Committee for Collective Actions ( 29/52 – Terraism)

Illustration by Susanne Gold/ text by Ted Ganten
In this clip you will get more information on “Terraism”. Download the full book.

The private sector has a lot to contribute to the preservation of our planet. Currently human rights and environmental protection is seen as a national task. ´Private organization only need to comply with the applicable law. However, ethical behaviour is in the interest of organizations, its mangers and employees. Often they feel that competition prohibits them from exceeding pure compliance with the law …

How do we start?

Members of the terraistic association can be natural persons, companies, other non-profit associations, foundations and even nations/federations of states. According to the idea of collective actions outlined above, a code of conduct would have to be adopted depending on the circle of members, which is committed to the goals of Terraism. We would start with the lowest common denominator in order to create trust and to achieve first results quickly. The 10 principles of the United Nations Global Compact Initiative would be a possible starting point for such a low common denominator. The Sustainable Development Goals of the UN contain further important topics. Many of these goals, such as the abolition of child labor, are based on a very broad ethical consensus. It has never worked among nations and corporations due to the given competitive situation and due to missing enforcement provisions in these regulations. Especially the very poor states thought that they would be more attractive for corporations if they allowed even younger and therefore cheaper workers. If now at least the large corporations were obliged under the association’s statutes not to employ children under 14, the nations would no longer have to cooperate in this area to achieve the same goal.

Will it be effective?

In doing so, one does not need all the companies in a sector.

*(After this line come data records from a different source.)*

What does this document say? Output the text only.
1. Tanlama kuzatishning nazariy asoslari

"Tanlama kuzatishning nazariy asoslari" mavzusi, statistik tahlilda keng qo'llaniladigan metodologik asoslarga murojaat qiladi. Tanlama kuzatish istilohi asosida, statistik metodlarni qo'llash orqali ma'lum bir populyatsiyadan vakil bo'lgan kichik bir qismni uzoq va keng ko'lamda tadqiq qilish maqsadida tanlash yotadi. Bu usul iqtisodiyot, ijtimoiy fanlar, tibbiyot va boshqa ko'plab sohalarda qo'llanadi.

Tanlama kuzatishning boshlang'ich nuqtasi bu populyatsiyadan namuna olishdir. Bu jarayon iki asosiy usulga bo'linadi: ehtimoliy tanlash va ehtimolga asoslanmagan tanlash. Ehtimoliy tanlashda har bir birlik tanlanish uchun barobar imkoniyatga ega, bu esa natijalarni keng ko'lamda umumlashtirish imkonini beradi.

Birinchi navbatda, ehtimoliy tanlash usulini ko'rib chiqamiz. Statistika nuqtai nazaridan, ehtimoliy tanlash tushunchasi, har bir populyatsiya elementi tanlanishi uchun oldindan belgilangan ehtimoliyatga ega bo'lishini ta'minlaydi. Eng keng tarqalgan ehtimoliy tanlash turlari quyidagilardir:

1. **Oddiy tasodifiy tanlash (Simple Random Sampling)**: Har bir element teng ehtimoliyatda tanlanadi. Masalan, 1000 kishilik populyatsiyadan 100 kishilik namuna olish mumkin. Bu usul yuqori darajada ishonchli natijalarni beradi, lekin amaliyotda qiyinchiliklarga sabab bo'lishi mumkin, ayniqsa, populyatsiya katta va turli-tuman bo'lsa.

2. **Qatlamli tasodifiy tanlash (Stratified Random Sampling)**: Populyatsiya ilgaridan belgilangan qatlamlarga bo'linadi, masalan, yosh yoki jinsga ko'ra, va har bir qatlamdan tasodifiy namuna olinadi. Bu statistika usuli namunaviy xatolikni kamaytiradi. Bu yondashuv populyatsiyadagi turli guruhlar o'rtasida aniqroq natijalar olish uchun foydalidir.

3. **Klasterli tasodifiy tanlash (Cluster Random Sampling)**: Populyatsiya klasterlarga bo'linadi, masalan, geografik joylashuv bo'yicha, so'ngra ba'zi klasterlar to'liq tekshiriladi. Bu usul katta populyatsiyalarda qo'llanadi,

A considerable market share is sufficient. This is possible because these rules would also extend contractually via compliance clauses to the supplier companies of the members. In addition, we could, similar to the fair trade or comparable seals, establish a mark that verifies compliance with the codes of the terra-terrestrial association. The world of these seals is certainly questionable in some areas, but I know of many who pay attention to organic or fair-trade logos, among others. Competition between companies not to abide by the collective action rules or not become member could only be avoided and buyer confidence would only be established if these “voluntary commitments” were also monitored and enforced. After all, a company does not have an intrinsic motivation to adopt unethical child labor. It is “driven by the market” to save money as far as legally possible in order to be cheaper or more profitable in competition. Collective actions have the power to end this spiral – even without the cooperation of nations.

What is next?

The same applies to corruption, lobbying, sustainability, and environmental protection. As soon as a critical mass of private companies would be part of the association, the enforcement of uniform values and standards would no longer depend on the nation states. The association could have its own audit team and a statutory right to impose appropriate association penalties in the event of non-compliance with the self-imposed rules. If the fundamental issues in which no company has an interest of its own are addressed, more difficult issues such as the existence of tax havens could be addressed. If every company that pays less than 15% tax had to pay the difference to the association, this would dry up the most blatant oases. Again, one would have to oblige the member companies to apply these requirements with all contract partners. Through regular audits and possibly an information service, the association would support the implementation.

Are there new ways?

Also, collective actions among the member states or in mixed constellations with companies could be explored to achieve more not by power and threat – but by creating win-win situations. There must be a reason why Panama and the Bermuda Islands establish tax havens. What do they really want? Maybe not states but companies are part of the solutions. The association could establish a platform for a new communication on these issues.